Vice Ventures, a firm focused on investing in such categories as cannabis, alcohol, sextech, gambling, nicotine, psychedelics and addiction recovery, initially set out to raise a $25 million maiden fund.
In June, six months after its founding, the New York City-based firm closed on its initial target, but is fundraising still toward a $50 million fund, the Founding Partner Catherine Dockery told VCJ.
The idea for a fund focused on vices was born when Dockery was interviewing for a job at consumer venture capital firms, she said.
“I was asked to pitch a company, and I pitched Bev, a direct to consumer wine company,” Dockery said.
The response she got from most VCs was: “we like the idea but we can’t invest in alcohol.”
She was then asked what else she believed in and she answered that she liked “nicotine, gambling, and sextech companies,” explaining that these categories are not only lucrative, but are also recession-proof, Dockery said.
Many of the VCs agreed these could be good economic opportunities but said they could not invest in the companies she was proposing because their limited partner agreements have “vice clauses,” which prevent funds from investing in controversial businesses, explained Dockery.
This gave her an idea to launch a fund focused entirely on the moral gray areas traditional venture capitalists cannot invest in.
Dockery said that LPs in her fund are primarily founders and other individuals who have built successful companies.

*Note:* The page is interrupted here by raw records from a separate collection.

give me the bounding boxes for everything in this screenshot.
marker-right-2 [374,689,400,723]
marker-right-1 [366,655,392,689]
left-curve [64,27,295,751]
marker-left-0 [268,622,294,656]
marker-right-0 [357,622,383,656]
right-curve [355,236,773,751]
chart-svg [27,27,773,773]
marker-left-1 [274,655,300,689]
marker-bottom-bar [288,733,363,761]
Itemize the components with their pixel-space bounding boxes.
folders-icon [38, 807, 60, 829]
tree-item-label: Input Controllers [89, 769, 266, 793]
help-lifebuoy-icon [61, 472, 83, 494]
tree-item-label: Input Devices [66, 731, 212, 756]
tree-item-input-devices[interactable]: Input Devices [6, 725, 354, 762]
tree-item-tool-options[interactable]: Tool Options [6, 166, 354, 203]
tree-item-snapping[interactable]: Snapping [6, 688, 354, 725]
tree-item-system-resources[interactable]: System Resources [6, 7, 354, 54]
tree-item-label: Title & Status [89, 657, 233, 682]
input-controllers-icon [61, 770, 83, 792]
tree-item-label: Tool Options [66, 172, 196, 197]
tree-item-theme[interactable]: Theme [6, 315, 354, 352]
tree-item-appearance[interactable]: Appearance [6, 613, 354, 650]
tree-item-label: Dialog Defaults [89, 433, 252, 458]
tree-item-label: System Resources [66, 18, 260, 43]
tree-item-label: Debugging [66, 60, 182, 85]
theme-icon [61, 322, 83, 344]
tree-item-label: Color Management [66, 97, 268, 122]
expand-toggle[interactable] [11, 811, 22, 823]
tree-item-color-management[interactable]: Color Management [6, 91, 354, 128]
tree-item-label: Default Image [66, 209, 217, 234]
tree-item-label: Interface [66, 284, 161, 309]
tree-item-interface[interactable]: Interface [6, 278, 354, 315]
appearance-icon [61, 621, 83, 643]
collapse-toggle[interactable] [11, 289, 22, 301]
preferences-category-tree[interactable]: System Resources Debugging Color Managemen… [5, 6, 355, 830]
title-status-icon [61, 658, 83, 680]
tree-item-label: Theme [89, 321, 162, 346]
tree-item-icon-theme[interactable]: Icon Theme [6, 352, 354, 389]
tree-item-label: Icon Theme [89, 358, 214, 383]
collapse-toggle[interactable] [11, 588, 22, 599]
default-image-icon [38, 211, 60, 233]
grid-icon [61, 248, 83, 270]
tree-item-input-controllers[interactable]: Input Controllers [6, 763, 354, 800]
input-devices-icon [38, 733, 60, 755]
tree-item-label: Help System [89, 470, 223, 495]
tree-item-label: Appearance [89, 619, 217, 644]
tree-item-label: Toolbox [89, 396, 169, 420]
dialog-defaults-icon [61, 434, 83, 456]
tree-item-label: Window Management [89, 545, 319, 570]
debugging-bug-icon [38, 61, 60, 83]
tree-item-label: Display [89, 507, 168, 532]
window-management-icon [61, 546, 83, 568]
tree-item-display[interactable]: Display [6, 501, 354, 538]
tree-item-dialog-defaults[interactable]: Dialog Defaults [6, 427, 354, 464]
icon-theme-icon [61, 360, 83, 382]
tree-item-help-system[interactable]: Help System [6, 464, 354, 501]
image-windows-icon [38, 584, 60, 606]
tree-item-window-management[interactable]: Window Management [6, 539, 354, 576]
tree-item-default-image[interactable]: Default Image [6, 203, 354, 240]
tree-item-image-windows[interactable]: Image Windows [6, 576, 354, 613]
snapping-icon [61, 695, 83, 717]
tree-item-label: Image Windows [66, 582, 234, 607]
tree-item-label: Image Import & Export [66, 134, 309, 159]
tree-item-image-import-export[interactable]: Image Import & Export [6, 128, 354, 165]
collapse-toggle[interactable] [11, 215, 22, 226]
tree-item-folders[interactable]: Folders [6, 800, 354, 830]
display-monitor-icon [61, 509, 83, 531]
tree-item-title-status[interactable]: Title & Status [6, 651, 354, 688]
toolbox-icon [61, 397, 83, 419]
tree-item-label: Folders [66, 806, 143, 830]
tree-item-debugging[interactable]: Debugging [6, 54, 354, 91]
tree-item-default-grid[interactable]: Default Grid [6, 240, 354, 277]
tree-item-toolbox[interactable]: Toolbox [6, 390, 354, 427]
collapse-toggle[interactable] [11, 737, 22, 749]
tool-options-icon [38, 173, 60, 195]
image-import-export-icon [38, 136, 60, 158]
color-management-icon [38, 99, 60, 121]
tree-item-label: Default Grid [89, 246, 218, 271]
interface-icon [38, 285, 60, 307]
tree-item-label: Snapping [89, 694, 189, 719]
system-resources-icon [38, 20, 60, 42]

The list of investors includes Marc Andreesen as well as Bradley Tusk, who is also an advisor to Vice Ventures.
Dockery said she doesn’t expect to ever raise funding from institutions because most of them have strict vice clauses.
A surge of successful exits in the category proves that “vice” companies could grow without the backing of traditional venture funds. Vice Ventures provided VCJ with a decent-sized list of exits in every category the firm is targeting, including the $850 million acquisition of cannabis distribution and brand company Origin House and a $12.8 billion investment in JUUL by Altria.
Prior to launching Vice Ventures, Dockery managed private investments for Andy Dunn, an investor and a co-founder of Bonobos, a clothing company which was bought by Walmart for $310 million in 2017. After the Bonobos acquisition, she joined Walmart’s digitally native vertical brands M&A team.
Vice Ventures will write checks from $100,000 to $1 million and intends on leading some investments, Dockery said.
The firm has already invested in four companies, including Indose, a precise dosage cannabis vaporizer.
Although the impetus for Vice Ventures was investing in companies that are precluded by the “vice clause,” the firm is not looking to back every money-making category that falls under the exclusion criteria, explained Dockery.
“It is hard to draw a line in the sand,” she said, “but we definitely would not invest when the purpose of a product is harming others, like guns.”
• Current Fund: Vice Ventures I
• Fund Size: Targeting $50 million
• Notable LPs: Marc Andreesen, Bradley Tusk
• Point of contact for LPs: firstname.lastname@example.org
• Check sizes: up to $1 million
• What sets firm apart: investing in controversial, but lucrative fields.
CORRECTION: Bradley Tusk is an investor and an advisor to Vice Ventures, not Tusk Ventures.